Abhilash Sudheesh’s To Daisy, with Love has been shortlisted to My Rode Reel, the world’s biggest short film contest.

There’s something undeniably romantic about tossing a message into the ocean and seeing to whom fate — abetted by the currents and wind — might deliver the marine letter.

Messages have been slipped into bottles and shipped on mysterious voyages at least since ages. And in fact, the so-called “drift bottles” are still employed as a means of charting ocean currents. But what would you do if you get a bottle drifting in the current? Would you rather read it and throw back to the sea or try to help it reach the waiting soul? To Daisy, with Love, a Malayalam short film, talks about a fisherman who goes on a trip to find a woman named Daisy when he received a message in a bottle written by her beloved husband who happened to be a Navy officer in the world war. “The bottle survived decades by drifting in the Arabian Sea. Why would I not spend some days to find Daisy?” thinks the good-at-heart fisherman.

The three-minute-long To Daisy, with Love is directed, shot and edited by award-winning filmmaker Abhilash Sudheesh. The short has been shortlisted to My Rode Reel, which is dubbed as the world’s biggest short film contest. The competition has over 1600 approved entries so far, but this little film has made its way into the worldwide Top 30 and the All-India Top 4 within a day of its short-listing.

Director Abhilash, who made headlines back in 2016 by winning the maiden #ShortsonNikon Award for his indie film Smudge, delivers a the superlative effort with To Daisy, with Love. From the words of a shipwrecked castaway to a sailor looking for love, these bottle-bound missives have tales of their own to tell.

There are umpteen number of books and movies chronicling the tales of message bottles which drift in the sea and eventually find (sometimes not) their receivers. Those tales actually prompted me to think about doing a short film about it,” says Abhilash. “The very idea of a message in a bottle captures our imagination because it is, at its core, a story of connection. Imagining the stranger who threw that bottle into the sea thousands of miles away is a wonderful image to conjure. The idea that two people can be connected in such a seemingly random way is fun to dream about. For seeking connection these days, it seems the internet is far too often our first choice.
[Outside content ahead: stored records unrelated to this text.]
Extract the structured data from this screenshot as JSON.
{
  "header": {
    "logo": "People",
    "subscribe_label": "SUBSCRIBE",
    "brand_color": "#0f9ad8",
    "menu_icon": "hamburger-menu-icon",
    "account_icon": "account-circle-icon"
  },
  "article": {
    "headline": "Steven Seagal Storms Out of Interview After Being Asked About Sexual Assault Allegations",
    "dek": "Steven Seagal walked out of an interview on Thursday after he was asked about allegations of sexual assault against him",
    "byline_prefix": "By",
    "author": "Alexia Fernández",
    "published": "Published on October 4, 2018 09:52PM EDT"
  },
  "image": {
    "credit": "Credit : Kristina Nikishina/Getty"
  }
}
Maybe, the need to check these outlets so often should hint at how little connection actually comes from these sources. And I find messages in a bottle have a special life. And with that, I also wanted to make it more interesting, hence I made a fisherman who knows the value of ‘waiting’ or ‘expecting’ from his or her own families.”

Abhilash says the hardest part during filmmaking was to keep the time frame.
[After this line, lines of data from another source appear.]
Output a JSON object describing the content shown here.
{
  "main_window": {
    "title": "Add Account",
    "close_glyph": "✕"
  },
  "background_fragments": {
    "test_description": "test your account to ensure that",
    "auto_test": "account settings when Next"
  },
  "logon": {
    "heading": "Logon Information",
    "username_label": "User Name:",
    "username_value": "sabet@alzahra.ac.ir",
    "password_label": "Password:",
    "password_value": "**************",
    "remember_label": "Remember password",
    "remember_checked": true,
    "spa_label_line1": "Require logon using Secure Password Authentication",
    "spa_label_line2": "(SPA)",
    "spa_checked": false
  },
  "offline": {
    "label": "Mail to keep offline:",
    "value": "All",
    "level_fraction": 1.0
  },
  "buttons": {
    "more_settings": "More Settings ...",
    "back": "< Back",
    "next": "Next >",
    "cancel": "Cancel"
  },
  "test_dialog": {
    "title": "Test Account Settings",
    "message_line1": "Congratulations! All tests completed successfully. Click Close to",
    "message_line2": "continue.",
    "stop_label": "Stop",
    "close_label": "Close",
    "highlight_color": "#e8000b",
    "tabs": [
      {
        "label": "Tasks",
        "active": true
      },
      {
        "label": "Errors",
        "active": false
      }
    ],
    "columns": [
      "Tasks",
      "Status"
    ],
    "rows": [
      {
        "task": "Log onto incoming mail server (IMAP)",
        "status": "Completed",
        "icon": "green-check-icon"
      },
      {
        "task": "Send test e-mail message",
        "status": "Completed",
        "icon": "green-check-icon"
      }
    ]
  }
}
“The film should not exceed a specific duration to be considered for My Rode Reel awards. I tried to do justice to both ‘real-time’ and ‘reel time’ by telling a story that connects two generations and making it short and neat,” he adds. Neat editing and wonderful cinematography are the backbones of this short film. The cast includes Anoop Mohan S., Devaki Rajendran, Malavika Krishnan and Parthan Mohan.

Abhilash is based in Thiruvananthapuram and runs a media company called 11th Hour Productions, which is a production house which specialises in advertisements, documentation and programme production. As an indie filmmaker, his dream is to make more movies and expand his works to a wider audience. “We have an abundance of know-how about filmmaking and we are blessed with the cutting-edge technology too, but I am afraid we don’t have enough avenues or platforms where filmmakers like me can showcase what we have done. Entertainment giants like Netflix started out their journey in India by calling themselves a platform that supports indie makers. But I doubt how far they have done that by going behind popular movies and production banners.

But things are changing and I am hopeful the days ahead are brighter and better,” he wraps up.